Colorado Congressman Mike Coffman introduced the “Guaranteed Health Coverage for Pre-Existing Conditions Act of 2014” to “prohibit the ability of an insurance company to deny coverage based on a pre-existing medical condition in the event that the Affordable Care Act (ACA), better known as Obamacare, is repealed,” according to a July 31 media release from Coffman’s office.
In other words, Coffman wants to make sure that government smothers insurers with rights-violating regulations, whether or not ObamaCare exists. But the problem regarding pre-existing conditions is almost entirely a creation of government, which pushed most people from long-term personal insurance to (typically short-term) employer-based insurance. Is there any prominent Republican, anywhere, willing to stand up and say that government should protect rather than violate the rights of patients, insurers, and doctors?
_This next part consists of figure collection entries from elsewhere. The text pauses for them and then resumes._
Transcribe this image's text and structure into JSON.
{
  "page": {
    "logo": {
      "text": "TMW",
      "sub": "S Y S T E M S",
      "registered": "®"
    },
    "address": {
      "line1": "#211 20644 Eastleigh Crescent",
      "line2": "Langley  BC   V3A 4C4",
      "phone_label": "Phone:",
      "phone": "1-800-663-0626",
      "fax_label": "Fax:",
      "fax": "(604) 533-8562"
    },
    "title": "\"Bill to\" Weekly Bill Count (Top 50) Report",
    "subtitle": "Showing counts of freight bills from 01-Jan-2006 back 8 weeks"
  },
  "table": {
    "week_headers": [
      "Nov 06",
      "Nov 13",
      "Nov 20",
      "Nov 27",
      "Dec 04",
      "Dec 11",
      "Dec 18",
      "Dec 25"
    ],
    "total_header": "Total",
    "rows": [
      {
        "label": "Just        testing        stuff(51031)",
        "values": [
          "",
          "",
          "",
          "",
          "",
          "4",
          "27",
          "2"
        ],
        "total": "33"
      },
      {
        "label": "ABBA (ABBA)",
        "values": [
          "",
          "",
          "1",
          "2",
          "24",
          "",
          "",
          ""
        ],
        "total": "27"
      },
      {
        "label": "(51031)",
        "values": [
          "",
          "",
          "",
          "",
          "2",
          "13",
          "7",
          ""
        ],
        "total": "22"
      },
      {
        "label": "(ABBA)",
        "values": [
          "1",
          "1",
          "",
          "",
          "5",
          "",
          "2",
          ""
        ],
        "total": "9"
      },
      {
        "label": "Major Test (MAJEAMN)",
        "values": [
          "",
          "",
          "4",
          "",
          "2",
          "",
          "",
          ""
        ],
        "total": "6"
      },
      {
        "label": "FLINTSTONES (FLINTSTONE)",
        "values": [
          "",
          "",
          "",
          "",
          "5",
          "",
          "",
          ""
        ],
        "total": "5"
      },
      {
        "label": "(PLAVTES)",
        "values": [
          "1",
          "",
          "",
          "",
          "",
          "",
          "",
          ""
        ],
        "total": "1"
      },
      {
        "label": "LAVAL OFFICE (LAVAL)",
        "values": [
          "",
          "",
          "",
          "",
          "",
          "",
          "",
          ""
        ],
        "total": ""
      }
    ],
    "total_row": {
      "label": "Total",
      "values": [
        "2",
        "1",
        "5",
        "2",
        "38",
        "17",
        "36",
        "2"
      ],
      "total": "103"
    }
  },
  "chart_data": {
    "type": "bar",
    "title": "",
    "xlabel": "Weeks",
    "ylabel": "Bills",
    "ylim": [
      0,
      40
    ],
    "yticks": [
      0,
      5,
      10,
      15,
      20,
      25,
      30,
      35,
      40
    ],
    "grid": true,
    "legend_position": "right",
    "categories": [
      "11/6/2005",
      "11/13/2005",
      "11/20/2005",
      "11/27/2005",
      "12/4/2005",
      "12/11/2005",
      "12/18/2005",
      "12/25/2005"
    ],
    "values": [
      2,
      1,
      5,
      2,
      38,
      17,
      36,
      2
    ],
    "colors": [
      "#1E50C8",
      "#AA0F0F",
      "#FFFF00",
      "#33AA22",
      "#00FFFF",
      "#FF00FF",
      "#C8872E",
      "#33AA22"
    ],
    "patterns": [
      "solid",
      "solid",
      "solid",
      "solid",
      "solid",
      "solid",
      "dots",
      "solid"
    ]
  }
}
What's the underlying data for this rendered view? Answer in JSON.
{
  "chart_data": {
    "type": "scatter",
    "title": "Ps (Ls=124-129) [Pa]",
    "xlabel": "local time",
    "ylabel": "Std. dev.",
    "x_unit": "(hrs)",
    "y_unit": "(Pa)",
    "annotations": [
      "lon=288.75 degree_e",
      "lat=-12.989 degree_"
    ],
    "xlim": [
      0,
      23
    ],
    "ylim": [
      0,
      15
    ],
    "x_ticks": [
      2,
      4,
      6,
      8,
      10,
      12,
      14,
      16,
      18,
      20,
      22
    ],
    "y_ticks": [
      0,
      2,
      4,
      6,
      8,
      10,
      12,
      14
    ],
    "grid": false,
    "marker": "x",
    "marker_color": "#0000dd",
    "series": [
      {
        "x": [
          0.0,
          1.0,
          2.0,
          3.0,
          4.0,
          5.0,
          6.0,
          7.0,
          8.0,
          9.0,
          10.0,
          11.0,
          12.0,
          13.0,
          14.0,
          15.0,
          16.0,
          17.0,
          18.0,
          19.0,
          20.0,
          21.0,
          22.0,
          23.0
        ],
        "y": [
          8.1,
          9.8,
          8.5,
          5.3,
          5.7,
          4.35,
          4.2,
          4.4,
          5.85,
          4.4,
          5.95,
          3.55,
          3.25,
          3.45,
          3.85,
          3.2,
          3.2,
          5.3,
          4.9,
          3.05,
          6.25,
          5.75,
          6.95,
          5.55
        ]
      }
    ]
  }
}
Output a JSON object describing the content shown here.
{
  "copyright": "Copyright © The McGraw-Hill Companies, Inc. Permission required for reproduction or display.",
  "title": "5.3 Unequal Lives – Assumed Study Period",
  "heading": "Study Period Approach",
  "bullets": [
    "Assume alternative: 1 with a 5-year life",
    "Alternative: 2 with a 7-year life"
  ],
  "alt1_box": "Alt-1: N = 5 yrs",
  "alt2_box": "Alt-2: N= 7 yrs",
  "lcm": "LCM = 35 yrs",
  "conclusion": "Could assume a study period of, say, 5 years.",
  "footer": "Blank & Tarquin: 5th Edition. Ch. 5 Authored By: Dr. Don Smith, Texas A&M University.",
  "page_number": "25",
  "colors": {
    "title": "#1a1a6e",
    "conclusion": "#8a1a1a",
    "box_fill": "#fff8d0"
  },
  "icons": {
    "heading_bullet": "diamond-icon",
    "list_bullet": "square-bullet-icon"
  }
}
“California officials said the more than 1.2 million consumers in the state-run Obamacare insurance exchange can expect modest price increases of 4.2% on average next year,” reports the Los Angeles Times. Of course, the fact that government can “negotiate” with insurers using brute force may have something to do with the lower-than-average increases. But starving insurance companies of premiums won’t keep the costs of health care from going up; it will only cause insurance companies to offer worse coverage or worse service. And if government artificially forces down the costs of health care, that will cause doctors to offer worse care or less service. Government can control prices (to some extent), but it can’t escape the inevitable economic consequences. If we want better services and lower prices, we must demand a free market in medicine.